This event was given wide coverage in many media outlets. “On Saturday more than 60,000 people linked hands on Grozny’s Akhmat Kadyrov Square and sang the Russian national anthem,” the Internet publication Newsru.com reported. However, many of the rally participants say that their attendance at the event in honour of the Russian President was “voluntary but compulsory”.

“On Saturday I was in lectures at the university when they told us that the lectures were being postponed, and that we were not to go home. Then they made a list of our whole group and gave us all T-shirts with Putin’s face on them. Some students were given Russian flags. After that, we were taken in buses to Grozny, where this rally began. They warned us that if anyone left the rally they would be punished. Precisely how, no one explained,” says Zhabrail, a 20-year-old student at Chechen State University.

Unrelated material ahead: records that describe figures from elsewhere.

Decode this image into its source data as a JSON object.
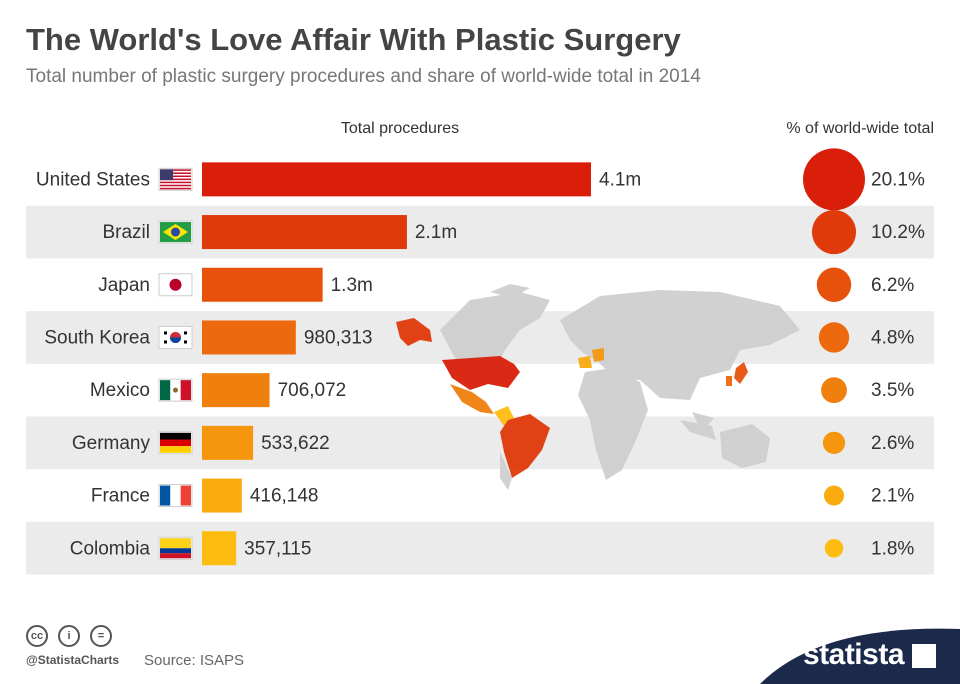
{
  "title": "The World's Love Affair With Plastic Surgery",
  "subtitle": "Total number of plastic surgery procedures and share of world-wide total in 2014",
  "chart_data": {
    "type": "bar",
    "orientation": "horizontal",
    "column_headers": [
      "Total procedures",
      "% of world-wide total"
    ],
    "categories": [
      "United States",
      "Brazil",
      "Japan",
      "South Korea",
      "Mexico",
      "Germany",
      "France",
      "Colombia"
    ],
    "values": [
      4064571,
      2141257,
      1260351,
      980313,
      706072,
      533622,
      416148,
      357115
    ],
    "value_labels": [
      "4.1m",
      "2.1m",
      "1.3m",
      "980,313",
      "706,072",
      "533,622",
      "416,148",
      "357,115"
    ],
    "shares": [
      20.1,
      10.2,
      6.2,
      4.8,
      3.5,
      2.6,
      2.1,
      1.8
    ],
    "share_labels": [
      "20.1%",
      "10.2%",
      "6.2%",
      "4.8%",
      "3.5%",
      "2.6%",
      "2.1%",
      "1.8%"
    ],
    "bar_colors": [
      "#d91f0a",
      "#e03a0b",
      "#e6520c",
      "#ec6a0d",
      "#f0800d",
      "#f5960e",
      "#f9ab0f",
      "#fdbd10"
    ],
    "flag_icons": [
      "us-flag-icon",
      "brazil-flag-icon",
      "japan-flag-icon",
      "south-korea-flag-icon",
      "mexico-flag-icon",
      "germany-flag-icon",
      "france-flag-icon",
      "colombia-flag-icon"
    ],
    "background_graphic": "world-map-icon",
    "grid": false,
    "legend": "none"
  },
  "footer": {
    "handle": "@StatistaCharts",
    "source": "Source: ISAPS",
    "brand": "statista",
    "license_icons": [
      "cc-icon",
      "by-icon",
      "nd-icon"
    ]
  }
}
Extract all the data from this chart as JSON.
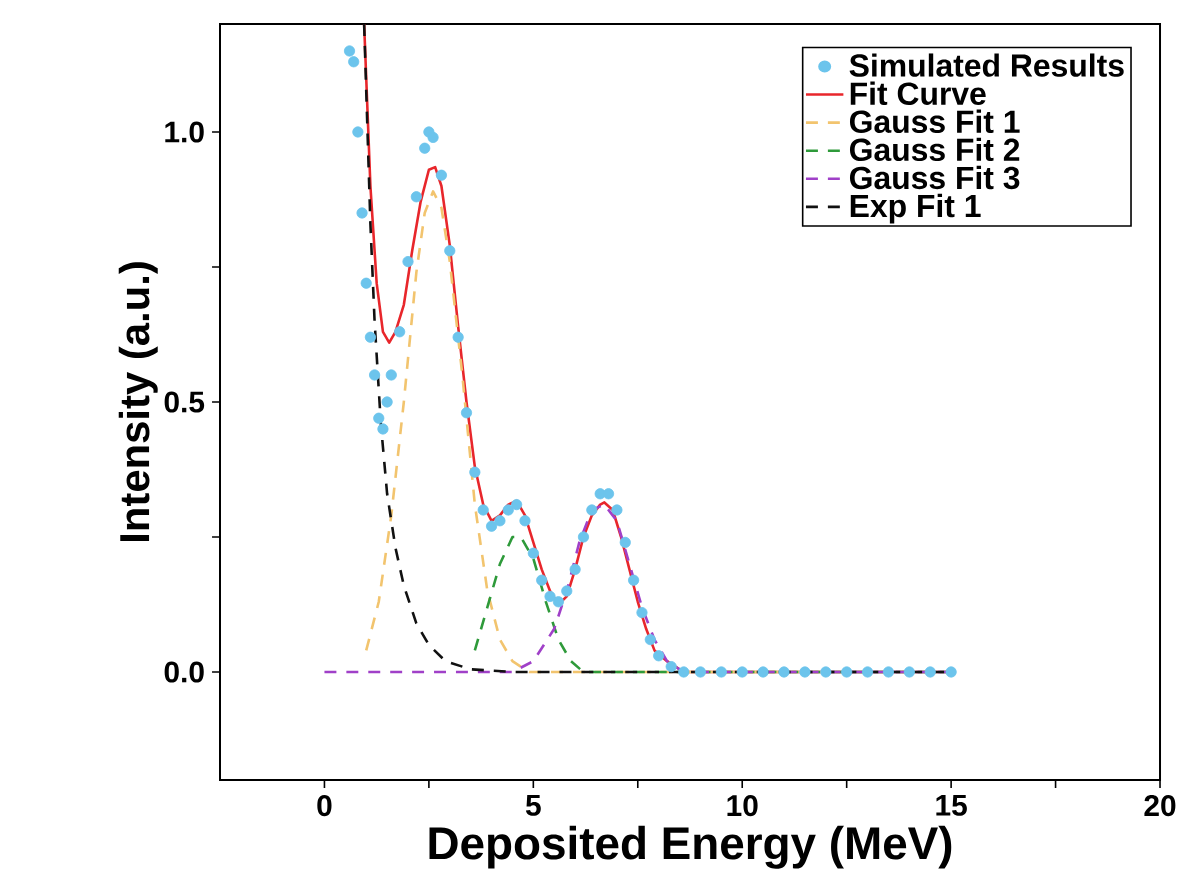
{
  "chart_data": {
    "type": "line",
    "xlabel": "Deposited Energy (MeV)",
    "ylabel": "Intensity (a.u.)",
    "xlim": [
      -2.5,
      20
    ],
    "ylim": [
      -0.2,
      1.2
    ],
    "xticks": [
      0,
      {
        "value": 2.5,
        "label": null
      },
      5,
      {
        "value": 7.5,
        "label": null
      },
      10,
      {
        "value": 12.5,
        "label": null
      },
      15,
      {
        "value": 17.5,
        "label": null
      },
      20
    ],
    "yticks": [
      {
        "value": 0,
        "label": "0.0"
      },
      {
        "value": 0.25,
        "label": null
      },
      {
        "value": 0.5,
        "label": "0.5"
      },
      {
        "value": 0.75,
        "label": null
      },
      {
        "value": 1.0,
        "label": "1.0"
      }
    ],
    "grid": false,
    "legend": "top right",
    "series": [
      {
        "name": "Simulated Results",
        "type": "scatter",
        "marker": "circle",
        "color": "#6cc4ec",
        "x": [
          0.6,
          0.7,
          0.8,
          0.9,
          1.0,
          1.1,
          1.2,
          1.3,
          1.4,
          1.5,
          1.6,
          1.8,
          2.0,
          2.2,
          2.4,
          2.5,
          2.6,
          2.8,
          3.0,
          3.2,
          3.4,
          3.6,
          3.8,
          4.0,
          4.2,
          4.4,
          4.6,
          4.8,
          5.0,
          5.2,
          5.4,
          5.6,
          5.8,
          6.0,
          6.2,
          6.4,
          6.6,
          6.8,
          7.0,
          7.2,
          7.4,
          7.6,
          7.8,
          8.0,
          8.3,
          8.6,
          9.0,
          9.5,
          10.0,
          10.5,
          11.0,
          11.5,
          12.0,
          12.5,
          13.0,
          13.5,
          14.0,
          14.5,
          15.0
        ],
        "values": [
          1.15,
          1.13,
          1.0,
          0.85,
          0.72,
          0.62,
          0.55,
          0.47,
          0.45,
          0.5,
          0.55,
          0.63,
          0.76,
          0.88,
          0.97,
          1.0,
          0.99,
          0.92,
          0.78,
          0.62,
          0.48,
          0.37,
          0.3,
          0.27,
          0.28,
          0.3,
          0.31,
          0.28,
          0.22,
          0.17,
          0.14,
          0.13,
          0.15,
          0.19,
          0.25,
          0.3,
          0.33,
          0.33,
          0.3,
          0.24,
          0.17,
          0.11,
          0.06,
          0.03,
          0.01,
          0,
          0,
          0,
          0,
          0,
          0,
          0,
          0,
          0,
          0,
          0,
          0,
          0,
          0
        ]
      },
      {
        "name": "Fit Curve",
        "marker": "none",
        "line_style": "solid",
        "color": "#e8262b",
        "x": [
          0.95,
          1.1,
          1.25,
          1.4,
          1.55,
          1.7,
          1.9,
          2.1,
          2.3,
          2.5,
          2.65,
          2.8,
          3.0,
          3.2,
          3.4,
          3.6,
          3.8,
          4.0,
          4.2,
          4.4,
          4.6,
          4.8,
          5.0,
          5.2,
          5.4,
          5.6,
          5.8,
          6.0,
          6.2,
          6.4,
          6.6,
          6.7,
          6.9,
          7.1,
          7.3,
          7.5,
          7.7,
          7.9,
          8.2,
          8.6,
          15.0
        ],
        "values": [
          1.2,
          0.9,
          0.72,
          0.63,
          0.61,
          0.63,
          0.68,
          0.78,
          0.87,
          0.93,
          0.935,
          0.9,
          0.79,
          0.64,
          0.5,
          0.38,
          0.31,
          0.28,
          0.29,
          0.31,
          0.317,
          0.29,
          0.24,
          0.19,
          0.15,
          0.125,
          0.14,
          0.19,
          0.25,
          0.29,
          0.31,
          0.314,
          0.3,
          0.25,
          0.19,
          0.13,
          0.08,
          0.04,
          0.02,
          0,
          0
        ]
      },
      {
        "name": "Gauss Fit 1",
        "marker": "none",
        "line_style": "dashed",
        "color": "#f2c46e",
        "x": [
          1.0,
          1.3,
          1.6,
          1.9,
          2.2,
          2.4,
          2.6,
          2.8,
          3.0,
          3.3,
          3.6,
          3.9,
          4.2,
          4.5,
          4.9,
          15.0
        ],
        "values": [
          0.04,
          0.13,
          0.29,
          0.5,
          0.74,
          0.85,
          0.89,
          0.86,
          0.76,
          0.55,
          0.31,
          0.15,
          0.06,
          0.02,
          0,
          0
        ]
      },
      {
        "name": "Gauss Fit 2",
        "marker": "none",
        "line_style": "dashed",
        "color": "#2e9a3a",
        "x": [
          3.6,
          3.9,
          4.2,
          4.5,
          4.7,
          5.0,
          5.3,
          5.6,
          5.9,
          6.2,
          15.0
        ],
        "values": [
          0.04,
          0.12,
          0.2,
          0.25,
          0.25,
          0.21,
          0.13,
          0.06,
          0.02,
          0,
          0
        ]
      },
      {
        "name": "Gauss Fit 3",
        "marker": "none",
        "line_style": "dashed",
        "color": "#a040c8",
        "x": [
          0,
          4.5,
          5.0,
          5.5,
          5.8,
          6.1,
          6.4,
          6.7,
          7.0,
          7.3,
          7.6,
          7.9,
          8.2,
          8.6,
          15.0
        ],
        "values": [
          0,
          0,
          0.02,
          0.08,
          0.15,
          0.24,
          0.3,
          0.31,
          0.28,
          0.2,
          0.12,
          0.06,
          0.02,
          0,
          0
        ]
      },
      {
        "name": "Exp Fit 1",
        "marker": "none",
        "line_style": "dashed",
        "color": "#111111",
        "x": [
          0.95,
          1.1,
          1.2,
          1.35,
          1.5,
          1.7,
          1.9,
          2.2,
          2.5,
          2.9,
          3.5,
          4.5,
          15.0
        ],
        "values": [
          1.2,
          0.83,
          0.65,
          0.46,
          0.33,
          0.23,
          0.16,
          0.09,
          0.05,
          0.02,
          0.005,
          0,
          0
        ]
      }
    ]
  }
}
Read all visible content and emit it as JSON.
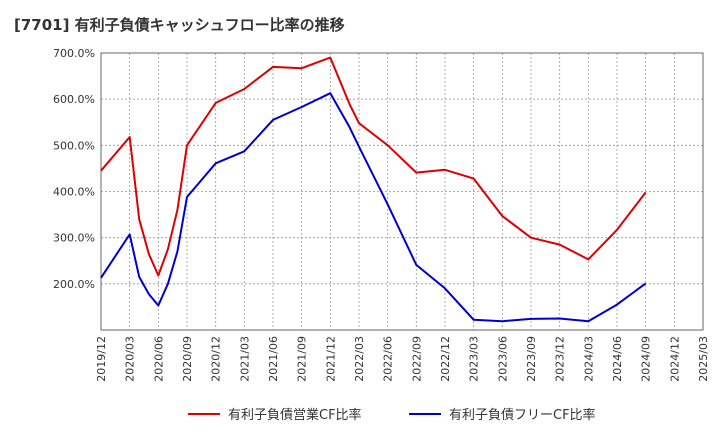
{
  "chart_data": {
    "type": "line",
    "title": "[7701]  有利子負債キャッシュフロー比率の推移",
    "xlabel": "",
    "ylabel": "",
    "ylim": [
      100,
      700
    ],
    "yticks": [
      200,
      300,
      400,
      500,
      600,
      700
    ],
    "ytick_labels": [
      "200.0%",
      "300.0%",
      "400.0%",
      "500.0%",
      "600.0%",
      "700.0%"
    ],
    "x_ticks": [
      "2019/12",
      "2020/03",
      "2020/06",
      "2020/09",
      "2020/12",
      "2021/03",
      "2021/06",
      "2021/09",
      "2021/12",
      "2022/03",
      "2022/06",
      "2022/09",
      "2022/12",
      "2023/03",
      "2023/06",
      "2023/09",
      "2023/12",
      "2024/03",
      "2024/06",
      "2024/09",
      "2024/12",
      "2025/03"
    ],
    "grid": true,
    "legend_position": "bottom",
    "series": [
      {
        "name": "有利子負債営業CF比率",
        "color": "#dd0000",
        "points": [
          [
            "2019/12",
            445
          ],
          [
            "2020/03",
            518
          ],
          [
            "2020/04",
            340
          ],
          [
            "2020/05",
            265
          ],
          [
            "2020/06",
            218
          ],
          [
            "2020/07",
            275
          ],
          [
            "2020/08",
            360
          ],
          [
            "2020/09",
            500
          ],
          [
            "2020/12",
            592
          ],
          [
            "2021/03",
            622
          ],
          [
            "2021/06",
            670
          ],
          [
            "2021/09",
            667
          ],
          [
            "2021/12",
            690
          ],
          [
            "2022/02",
            590
          ],
          [
            "2022/03",
            548
          ],
          [
            "2022/06",
            500
          ],
          [
            "2022/09",
            441
          ],
          [
            "2022/12",
            447
          ],
          [
            "2023/03",
            428
          ],
          [
            "2023/06",
            347
          ],
          [
            "2023/09",
            300
          ],
          [
            "2023/12",
            285
          ],
          [
            "2024/03",
            253
          ],
          [
            "2024/06",
            317
          ],
          [
            "2024/09",
            398
          ]
        ]
      },
      {
        "name": "有利子負債フリーCF比率",
        "color": "#0000cc",
        "points": [
          [
            "2019/12",
            213
          ],
          [
            "2020/03",
            307
          ],
          [
            "2020/04",
            215
          ],
          [
            "2020/05",
            178
          ],
          [
            "2020/06",
            153
          ],
          [
            "2020/07",
            200
          ],
          [
            "2020/08",
            270
          ],
          [
            "2020/09",
            388
          ],
          [
            "2020/12",
            461
          ],
          [
            "2021/03",
            487
          ],
          [
            "2021/06",
            555
          ],
          [
            "2021/09",
            583
          ],
          [
            "2021/12",
            613
          ],
          [
            "2022/02",
            540
          ],
          [
            "2022/03",
            497
          ],
          [
            "2022/06",
            372
          ],
          [
            "2022/09",
            241
          ],
          [
            "2022/12",
            190
          ],
          [
            "2023/03",
            122
          ],
          [
            "2023/06",
            119
          ],
          [
            "2023/09",
            124
          ],
          [
            "2023/12",
            125
          ],
          [
            "2024/03",
            119
          ],
          [
            "2024/06",
            155
          ],
          [
            "2024/09",
            201
          ]
        ]
      }
    ]
  }
}
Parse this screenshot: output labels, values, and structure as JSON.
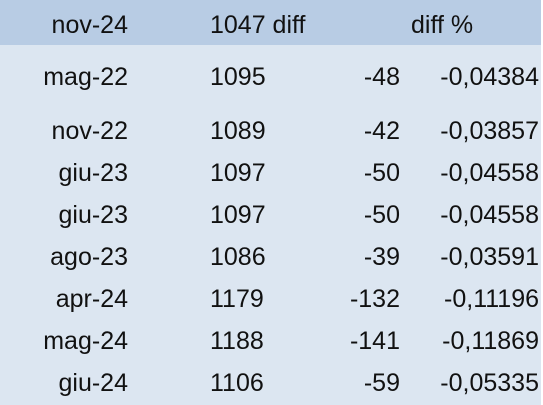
{
  "header": {
    "date": "nov-24",
    "value": "1047 diff",
    "pct": "diff %"
  },
  "rows": [
    {
      "date": "mag-22",
      "value": "1095",
      "diff": "-48",
      "pct": "-0,04384"
    },
    {
      "date": "nov-22",
      "value": "1089",
      "diff": "-42",
      "pct": "-0,03857"
    },
    {
      "date": "giu-23",
      "value": "1097",
      "diff": "-50",
      "pct": "-0,04558"
    },
    {
      "date": "giu-23",
      "value": "1097",
      "diff": "-50",
      "pct": "-0,04558"
    },
    {
      "date": "ago-23",
      "value": "1086",
      "diff": "-39",
      "pct": "-0,03591"
    },
    {
      "date": "apr-24",
      "value": "1179",
      "diff": "-132",
      "pct": "-0,11196"
    },
    {
      "date": "mag-24",
      "value": "1188",
      "diff": "-141",
      "pct": "-0,11869"
    },
    {
      "date": "giu-24",
      "value": "1106",
      "diff": "-59",
      "pct": "-0,05335"
    }
  ],
  "colors": {
    "header_fill": "#b8cce4",
    "body_fill": "#dce6f1"
  }
}
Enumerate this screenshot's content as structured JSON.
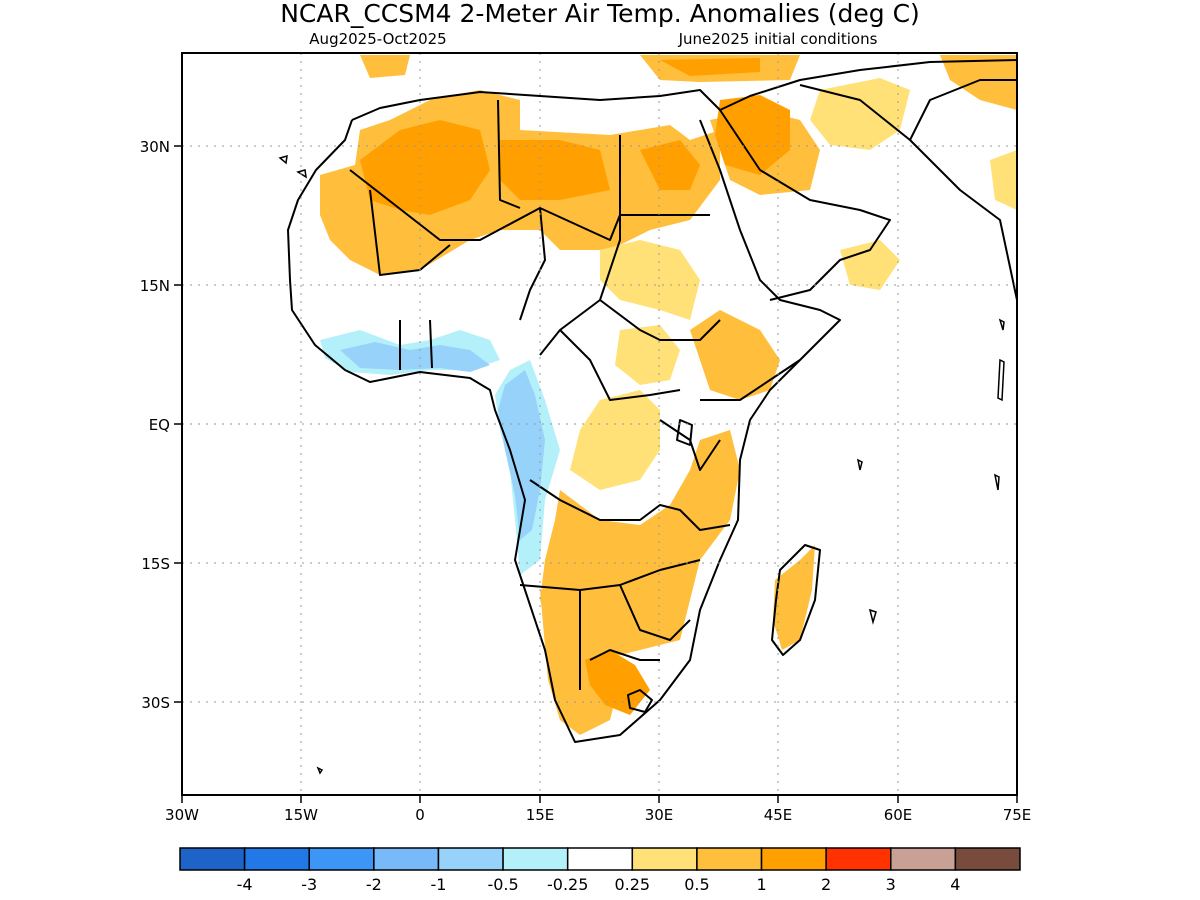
{
  "title": "NCAR_CCSM4 2-Meter Air Temp. Anomalies (deg C)",
  "subtitle_left": "Aug2025-Oct2025",
  "subtitle_right": "June2025 initial conditions",
  "axes": {
    "lat_ticks": [
      "30N",
      "15N",
      "EQ",
      "15S",
      "30S"
    ],
    "lon_ticks": [
      "30W",
      "15W",
      "0",
      "15E",
      "30E",
      "45E",
      "60E",
      "75E"
    ],
    "lon_range": [
      "30W",
      "75E"
    ],
    "lat_range": [
      "38S",
      "38N"
    ],
    "grid": "dotted"
  },
  "colorbar": {
    "colors": [
      "#1e64c8",
      "#2278e6",
      "#3c96f5",
      "#78b9fa",
      "#96d2fa",
      "#b4f0fa",
      "#ffffff",
      "#ffe178",
      "#ffbe3c",
      "#ffa000",
      "#ff3200",
      "#c8a096",
      "#784b3c"
    ],
    "labels": [
      "-4",
      "-3",
      "-2",
      "-1",
      "-0.5",
      "-0.25",
      "0.25",
      "0.5",
      "1",
      "2",
      "3",
      "4"
    ]
  },
  "chart_data": {
    "type": "heatmap",
    "title": "NCAR_CCSM4 2-Meter Air Temp. Anomalies (deg C)",
    "subtitle": "Aug2025-Oct2025 · June2025 initial conditions",
    "region": "Africa",
    "regions": [
      {
        "area": "Western Sahara / Mauritania / Mali",
        "anomaly_range": [
          0.5,
          2
        ]
      },
      {
        "area": "Algeria / Libya / Egypt",
        "anomaly_range": [
          0.5,
          2
        ]
      },
      {
        "area": "Middle East / Arabia",
        "anomaly_range": [
          0.25,
          2
        ]
      },
      {
        "area": "Iran / Afghanistan",
        "anomaly_range": [
          0.25,
          1
        ]
      },
      {
        "area": "Guinea Coast / West Africa coast",
        "anomaly_range": [
          -1,
          -0.25
        ]
      },
      {
        "area": "Gulf of Guinea / Gabon / Angola coast",
        "anomaly_range": [
          -1,
          -0.25
        ]
      },
      {
        "area": "Central Africa / DRC",
        "anomaly_range": [
          0.25,
          1
        ]
      },
      {
        "area": "East Africa / Horn",
        "anomaly_range": [
          0.25,
          1
        ]
      },
      {
        "area": "Southern Africa",
        "anomaly_range": [
          0.5,
          2
        ]
      },
      {
        "area": "Madagascar",
        "anomaly_range": [
          0.5,
          1
        ]
      }
    ]
  }
}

Other young people who took part in the rally say more or less the same thing. “We were taken to the rally straight from school. Also on specially chartered buses. We were given free T-shirts with Putin on them. Then we were formed up into a column and sent to Kadyrov Square. There we sang the national anthem, listened to some officials from the Committee on Youth Affairs and some other organizations, and then we went home. Many thought there would at least be a concert, but there was nothing. There was just a big public show, and that was it,” says Said, an 11th-grade student at one of the schools in Grozny’s Staropromyslovsky district.

“The leader kept shouting some kind of slogans, like ‘Putin is our President!’, then the microphone was turned our way for us to repeat these words, but there was no general response. Practically everyone preferred to keep silent. I personally can’t consider him my President, since my close family – my mother and two brothers – were killed by the war he unleashed here. And there are thousands like me here,” he said.

The young people also say that far fewer than the officially reported 60,000 or even 20,000 took part. “There were probably 5,000 or possibly 8-10,000, but no more. I mean, they were even bringing young folk to Grozny from the distant mountain villages. All this was put on in order to demonstrate the love of Chechen youth for the Russian President, but we know what Putin and his circle have done here,” Zhabrail considers.

“After the rally was over a lot of us just took off the Putin T-shirts and threw them away. It’s the officials who gather round the government feeding trough who love him and constantly demonstrate their devotion to him so they can keep their cosy armchairs. For the ordinary residents of Chechnya Putin is first and foremost the man who began the second bloody war here, who called for Chechens to be “wasted in the outhouse.” He is to blame for the fact that tens of thousands of our women, children and old people have perished. Putin is to blame for “Nord-Ost” and Beslan. We have nothing to thank him for. I regret that our local authorities have simply used us as extras in their show called “The Chechen People’s Love for Putin”, says the respondent.